3 Things You Should Know About Workplace Sexual Harassment Suit Pioneer Sandra Bundy

By Sameer Rao Mar 19, 2018

As the #MeToo movement and Time’s Up initiative renew attention to the long history of sexual harassment and assault in professional settings, a new biopic will celebrate the woman whose legal battle made that abuse a punishable offense.


Shadow and Act reported Friday (March 16) that EnLight Productions and Adaptive Studios will make a feature film called "Silence Breaker: The Sandra Bundy Story." The movie will focus on its namesake protagonist, the Black woman who was the first person to have her accusations of workplace harassment upheld by a federal court. In anticipation of the movie, here are three must-know facts about Bundy:

1. She worked with formerly incarcerated peoples.
As she detailed in a Washingtonian magazine profile, Bundy joined the District of Columbia Department of Corrections in 1970. She started as a personnel clerk before rising to the rank of employment specialist. That job involved helping the formerly incarcerated find work and return to society. 

2. She experienced sexual harassment from multiple supervisors.
Bundy told Washingtonian that she endured lewd comments and touching from at least four supervisors, including one man who told her, "Any man in his right mind would want to rape you.” She had no success with filing internal complaints, and even arrived at one meeting to talk about the abuse to find that three of the five people present had previously propositioned her. 
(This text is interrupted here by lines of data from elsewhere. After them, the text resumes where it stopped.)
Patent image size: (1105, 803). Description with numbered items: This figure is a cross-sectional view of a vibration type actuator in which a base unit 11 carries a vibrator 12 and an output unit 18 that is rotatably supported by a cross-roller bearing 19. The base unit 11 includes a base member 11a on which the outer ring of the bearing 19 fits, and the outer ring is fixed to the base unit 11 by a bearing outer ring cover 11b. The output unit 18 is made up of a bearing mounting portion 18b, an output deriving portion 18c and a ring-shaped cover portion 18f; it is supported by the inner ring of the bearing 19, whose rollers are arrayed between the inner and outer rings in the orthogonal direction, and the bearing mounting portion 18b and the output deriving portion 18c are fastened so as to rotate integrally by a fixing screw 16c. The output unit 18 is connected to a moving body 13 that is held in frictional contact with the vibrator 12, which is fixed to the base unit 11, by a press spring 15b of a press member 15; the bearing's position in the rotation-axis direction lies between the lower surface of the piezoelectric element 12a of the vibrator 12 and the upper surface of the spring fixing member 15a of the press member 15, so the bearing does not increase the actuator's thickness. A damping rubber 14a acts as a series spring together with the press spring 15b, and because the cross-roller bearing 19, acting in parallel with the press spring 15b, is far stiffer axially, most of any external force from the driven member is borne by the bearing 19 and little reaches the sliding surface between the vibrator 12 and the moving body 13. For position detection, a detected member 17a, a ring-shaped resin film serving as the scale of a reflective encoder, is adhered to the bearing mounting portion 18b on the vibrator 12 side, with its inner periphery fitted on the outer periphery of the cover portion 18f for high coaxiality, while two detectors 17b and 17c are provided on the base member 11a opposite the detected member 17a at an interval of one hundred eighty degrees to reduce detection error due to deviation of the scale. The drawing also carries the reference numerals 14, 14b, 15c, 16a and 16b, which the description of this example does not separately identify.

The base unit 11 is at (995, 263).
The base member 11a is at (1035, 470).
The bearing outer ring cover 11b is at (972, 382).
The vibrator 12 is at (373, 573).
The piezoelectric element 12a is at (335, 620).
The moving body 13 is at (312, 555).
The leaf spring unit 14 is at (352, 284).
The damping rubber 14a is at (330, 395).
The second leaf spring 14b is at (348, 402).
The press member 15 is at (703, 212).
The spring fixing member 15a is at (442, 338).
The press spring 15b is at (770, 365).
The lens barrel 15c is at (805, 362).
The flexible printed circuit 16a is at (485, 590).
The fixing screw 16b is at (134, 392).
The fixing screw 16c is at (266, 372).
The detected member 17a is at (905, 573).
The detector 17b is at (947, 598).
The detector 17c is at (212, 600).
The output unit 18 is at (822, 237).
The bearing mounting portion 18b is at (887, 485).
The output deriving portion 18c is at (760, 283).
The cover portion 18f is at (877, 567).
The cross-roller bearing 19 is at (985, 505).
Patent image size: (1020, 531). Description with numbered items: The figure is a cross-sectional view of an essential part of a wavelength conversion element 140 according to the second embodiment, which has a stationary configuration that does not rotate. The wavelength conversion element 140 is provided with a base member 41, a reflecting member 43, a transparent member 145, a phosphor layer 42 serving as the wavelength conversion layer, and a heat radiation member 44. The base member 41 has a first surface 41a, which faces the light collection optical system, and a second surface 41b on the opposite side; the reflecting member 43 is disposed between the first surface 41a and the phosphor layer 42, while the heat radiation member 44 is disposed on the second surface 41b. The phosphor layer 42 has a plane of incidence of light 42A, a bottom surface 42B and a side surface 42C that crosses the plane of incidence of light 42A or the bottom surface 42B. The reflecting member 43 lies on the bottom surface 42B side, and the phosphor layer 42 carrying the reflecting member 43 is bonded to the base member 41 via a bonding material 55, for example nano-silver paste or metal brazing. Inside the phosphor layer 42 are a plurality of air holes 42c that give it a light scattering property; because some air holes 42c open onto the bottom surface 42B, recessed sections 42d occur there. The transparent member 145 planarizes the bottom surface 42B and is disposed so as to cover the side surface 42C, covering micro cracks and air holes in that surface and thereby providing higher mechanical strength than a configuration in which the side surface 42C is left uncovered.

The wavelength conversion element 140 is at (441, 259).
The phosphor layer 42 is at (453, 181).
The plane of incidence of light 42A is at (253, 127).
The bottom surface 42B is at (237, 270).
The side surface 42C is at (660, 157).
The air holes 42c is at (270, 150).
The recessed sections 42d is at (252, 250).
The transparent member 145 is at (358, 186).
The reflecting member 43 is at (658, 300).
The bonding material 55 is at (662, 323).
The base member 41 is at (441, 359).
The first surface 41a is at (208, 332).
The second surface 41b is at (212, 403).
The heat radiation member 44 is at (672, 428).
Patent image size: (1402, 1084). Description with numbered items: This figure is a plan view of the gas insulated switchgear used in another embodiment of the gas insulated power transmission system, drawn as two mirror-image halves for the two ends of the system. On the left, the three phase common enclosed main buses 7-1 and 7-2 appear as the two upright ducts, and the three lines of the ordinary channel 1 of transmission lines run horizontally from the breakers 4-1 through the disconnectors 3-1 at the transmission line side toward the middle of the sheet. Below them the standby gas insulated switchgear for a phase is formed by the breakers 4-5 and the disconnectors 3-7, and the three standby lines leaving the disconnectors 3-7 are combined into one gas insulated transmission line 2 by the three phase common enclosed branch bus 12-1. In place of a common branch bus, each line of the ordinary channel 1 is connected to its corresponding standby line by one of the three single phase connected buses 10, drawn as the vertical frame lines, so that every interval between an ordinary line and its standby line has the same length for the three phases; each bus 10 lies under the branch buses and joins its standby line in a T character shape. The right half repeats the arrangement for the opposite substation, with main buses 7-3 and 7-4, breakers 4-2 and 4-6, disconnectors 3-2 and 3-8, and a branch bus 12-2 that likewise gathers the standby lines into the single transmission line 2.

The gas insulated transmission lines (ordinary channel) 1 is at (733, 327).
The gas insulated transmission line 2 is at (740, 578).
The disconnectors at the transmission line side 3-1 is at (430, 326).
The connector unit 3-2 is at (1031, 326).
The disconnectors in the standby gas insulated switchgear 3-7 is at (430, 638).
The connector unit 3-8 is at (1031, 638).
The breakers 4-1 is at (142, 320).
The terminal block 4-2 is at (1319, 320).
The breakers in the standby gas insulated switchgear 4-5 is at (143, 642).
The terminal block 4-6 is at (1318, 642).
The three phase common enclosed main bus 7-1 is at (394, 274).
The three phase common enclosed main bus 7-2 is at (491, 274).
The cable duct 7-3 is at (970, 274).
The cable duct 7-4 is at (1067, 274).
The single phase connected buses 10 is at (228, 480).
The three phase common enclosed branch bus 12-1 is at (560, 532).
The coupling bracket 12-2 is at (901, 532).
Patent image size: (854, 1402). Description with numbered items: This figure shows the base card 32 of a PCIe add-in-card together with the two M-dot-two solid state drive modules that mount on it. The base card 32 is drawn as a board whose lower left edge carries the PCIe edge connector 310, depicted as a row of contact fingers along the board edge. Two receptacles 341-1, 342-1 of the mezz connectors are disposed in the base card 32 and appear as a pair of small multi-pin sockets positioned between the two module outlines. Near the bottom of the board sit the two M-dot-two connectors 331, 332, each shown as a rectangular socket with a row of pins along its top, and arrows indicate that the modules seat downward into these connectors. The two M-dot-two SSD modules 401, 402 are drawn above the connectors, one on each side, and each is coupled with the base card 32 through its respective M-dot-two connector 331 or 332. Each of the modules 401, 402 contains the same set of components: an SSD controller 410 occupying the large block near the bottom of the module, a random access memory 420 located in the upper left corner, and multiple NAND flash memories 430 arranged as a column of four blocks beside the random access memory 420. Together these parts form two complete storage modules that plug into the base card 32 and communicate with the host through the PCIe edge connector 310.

3. Her lawsuit set the precedent for workplace sexual harassment suits.
Bundy filed Bundy v. Jackson with the United States District Court for the District of Columbia in 1977, accusing the Department of Corrections of violating her civil rights by preventing her career advancement in retaliation for her complaints. The lower court ruled that she had not been discriminated against. She filed an appeal with the United States Court of Appeals for the District of Columbia Circuit, which ruled in her favor in 1981, deciding that her rights were violated under the Civil Rights Act of 1964. The Supreme Court agreed with the finding via its ruling in Meritor Savings Bank v. Vinson in 1986.